Nas considerações finais, o relatório propõe a dissolução do ‘Trusteeship Council’, tornado desnecessário com a finalização da descolonização, bem como a eliminação das cláusulas que fazem referência a ‘inimigos’ nos artigos 53 e 107 da Carta das Nações Unidas, bem como a eliminação do Comité Militar referido previsto no artigo 47 e mencionado nos artigos 26, 45 e 46. Temos no meio os habituais incitamentos à revitalização do papel da Assembleia Geral, que são irrelevantes, já que é inaceitável dar qualquer tipo de poder a este orgão, dada a sua irresponsabilidade intrinseca. Podemos ainda adicionar uma demasiado atrasada reforma da Comissão dos Direitos Humanos – onde hoje pontificam alguns dos estados com piores registos nesta matéria – e os inevitáveis apelos a a mais fundos/recursos.

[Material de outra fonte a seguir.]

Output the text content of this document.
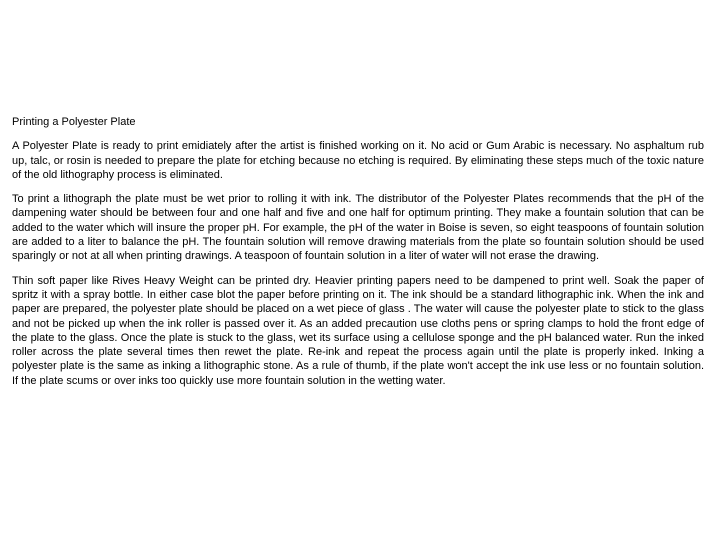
Printing a Polyester Plate

A Polyester Plate is ready to print emidiately after the artist is finished working on it. No acid or Gum Arabic is necessary. No asphaltum rub up, talc, or rosin is needed to prepare the plate for etching because no etching is required. By eliminating these steps much of the toxic nature of the old lithography process is eliminated.

To print a lithograph the plate must be wet prior to rolling it with ink. The distributor of the Polyester Plates recommends that the pH of the dampening water should be between four and one half and five and one half for optimum printing. They make a fountain solution that can be added to the water which will insure the proper pH. For example, the pH of the water in Boise is seven, so eight teaspoons of fountain solution are added to a liter to balance the pH. The fountain solution will remove drawing materials from the plate so fountain solution should be used sparingly or not at all when printing drawings. A teaspoon of fountain solution in a liter of water will not erase the drawing.

Thin soft paper like Rives Heavy Weight can be printed dry. Heavier printing papers need to be dampened to print well. Soak the paper of spritz it with a spray bottle. In either case blot the paper before printing on it. The ink should be a standard lithographic ink. When the ink and paper are prepared, the polyester plate should be placed on a wet piece of glass . The water will cause the polyester plate to stick to the glass and not be picked up when the ink roller is passed over it. As an added precaution use cloths pens or spring clamps to hold the front edge of the plate to the glass. Once the plate is stuck to the glass, wet its surface using a cellulose sponge and the pH balanced water. Run the inked roller across the plate several times then rewet the plate. Re-ink and repeat the process again until the plate is properly inked. Inking a polyester plate is the same as inking a lithographic stone. As a rule of thumb, if the plate won't accept the ink use less or no fountain solution. If the plate scums or over inks too quickly use more fountain solution in the wetting water.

O relatório termina com as mesmas referências a F.D.Roosevelt presentes no início: fica-se na dúvida se para reforçar os pontos iniciais, ou se é tão só destinado aos que apenas lêm as páginas iniciais e o fim da história.
O apêndice refere as decisões que os chefes de estado deverão subscrever, e quais os compromissos a assumir. Kofi Annan não tem dúvidas: o milénio está ali mesmo ao virar da esquina, mesmo ao alcance da mão, só é preciso é dar mais poder à burocracia das Nações Unidas!
Mais poder à burocracia? Onde é que já ouvi isto?